Posted on 8.7.13: If Gregory Peck had been clairvoyant and under the influence of a truth drug on the night he won the Best Actor Oscar for To Kill A Mockingbird in March 1963, he might have said, “Well, this is it…the peak moment.
“I’ve been lucky enough to play starring roles for the finest producers, directors and writers in the business for the last 18 years…Spellbound, Duel In The Sun, Gentleman’s Agreement, The Paradine Case, Twelve O’Clock High, Roman Holiday, The Man in the Gray Flannel Suit, Moby Dick, The Bravados, The Big Country, Pork Chop Hill, On The Beach, The Guns of Navarone, Cape Fear…and it’s been wonderful.
“I’m saying this because for the next 40 years it’s going to be all downhill. Oh, I’ll make a few interesting films over the next couple of decades but my charmed career period is over and I know it. Some actors only get lucky for five or ten years or so. I nearly had 20. And for that I’m very grateful to the industry and especially to the public. From the bottom of my heart, thank you.”
From someone who was there: “Of the three winners for Best Original Screenplay for Witness, Earl Wallace and his wife Pamela were in the middle of an acrimonious divorce — the conflict had begun with a fight over her sharing ‘written by’ credit — and were not speaking. The third partner, William Kelly, wasn’t speaking to either of them.

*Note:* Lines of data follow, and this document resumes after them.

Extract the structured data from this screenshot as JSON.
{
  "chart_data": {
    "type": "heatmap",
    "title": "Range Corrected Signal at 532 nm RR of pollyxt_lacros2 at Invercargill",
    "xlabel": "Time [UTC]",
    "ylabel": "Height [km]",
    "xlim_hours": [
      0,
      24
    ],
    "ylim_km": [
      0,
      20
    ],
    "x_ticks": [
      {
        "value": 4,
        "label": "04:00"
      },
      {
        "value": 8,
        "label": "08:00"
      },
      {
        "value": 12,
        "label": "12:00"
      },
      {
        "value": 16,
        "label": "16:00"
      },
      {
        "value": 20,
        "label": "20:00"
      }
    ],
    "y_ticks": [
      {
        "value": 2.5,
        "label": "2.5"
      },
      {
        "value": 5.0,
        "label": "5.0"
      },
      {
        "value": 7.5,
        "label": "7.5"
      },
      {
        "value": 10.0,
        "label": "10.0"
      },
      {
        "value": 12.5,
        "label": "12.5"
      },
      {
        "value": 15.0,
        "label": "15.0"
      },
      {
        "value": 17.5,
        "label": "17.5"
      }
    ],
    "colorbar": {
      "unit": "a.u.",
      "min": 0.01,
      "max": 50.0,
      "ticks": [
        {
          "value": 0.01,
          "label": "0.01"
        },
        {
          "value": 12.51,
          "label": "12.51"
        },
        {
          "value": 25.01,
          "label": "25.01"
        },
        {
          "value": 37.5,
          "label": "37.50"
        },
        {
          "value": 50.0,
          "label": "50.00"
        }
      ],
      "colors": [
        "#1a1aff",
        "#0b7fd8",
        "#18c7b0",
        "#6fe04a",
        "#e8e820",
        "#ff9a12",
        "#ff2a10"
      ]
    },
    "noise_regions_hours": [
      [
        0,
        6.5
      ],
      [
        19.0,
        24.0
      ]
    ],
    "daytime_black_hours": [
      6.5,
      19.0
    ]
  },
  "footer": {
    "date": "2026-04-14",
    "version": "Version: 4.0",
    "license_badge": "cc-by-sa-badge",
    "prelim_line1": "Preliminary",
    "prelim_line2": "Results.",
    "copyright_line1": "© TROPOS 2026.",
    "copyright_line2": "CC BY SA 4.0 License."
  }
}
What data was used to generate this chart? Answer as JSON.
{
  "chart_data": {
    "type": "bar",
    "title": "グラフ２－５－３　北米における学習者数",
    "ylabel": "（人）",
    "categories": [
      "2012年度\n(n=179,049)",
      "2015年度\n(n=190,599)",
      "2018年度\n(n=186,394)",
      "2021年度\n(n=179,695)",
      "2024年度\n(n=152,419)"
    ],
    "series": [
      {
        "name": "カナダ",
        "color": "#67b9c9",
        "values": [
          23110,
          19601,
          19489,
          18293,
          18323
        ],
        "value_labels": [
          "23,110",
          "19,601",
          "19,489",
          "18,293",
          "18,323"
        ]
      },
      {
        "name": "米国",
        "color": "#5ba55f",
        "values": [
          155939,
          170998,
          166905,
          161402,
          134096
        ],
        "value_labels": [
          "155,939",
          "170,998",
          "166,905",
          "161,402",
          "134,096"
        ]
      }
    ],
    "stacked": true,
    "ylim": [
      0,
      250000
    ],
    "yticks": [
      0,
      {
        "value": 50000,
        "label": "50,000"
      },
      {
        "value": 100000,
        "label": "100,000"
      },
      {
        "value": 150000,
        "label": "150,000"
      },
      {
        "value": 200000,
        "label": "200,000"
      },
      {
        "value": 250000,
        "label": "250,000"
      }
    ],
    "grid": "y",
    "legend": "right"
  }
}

He did, however, thank the studio Paramount, not knowing that a few days earlier they had fired him off another solo project. Someone had requested that his agents not tell him until after the ceremony, for obvious reasons. Enough to make the Marquis de Sade cry.”
Larry Gelbart’s 1986 introduction: “The successful screenwriter, one who is the author of more than a set of clever license plates, is a poet pragmatist, ready at the drop of a [hat] to change the script so that the part of Mother Theresa can be played by Goldie or Dusty or Whoopie. And if the writer is ready and willing but considered unable, perhaps the problem of water on the brain that the director has no trouble walking across, the writer is either re-written or partnered with one or more collaborators, often unknown to each other until their hands meet over the same award. Here are this year’s triumphant survivors of a system that would have made the Marquis de Sade cry uncle.”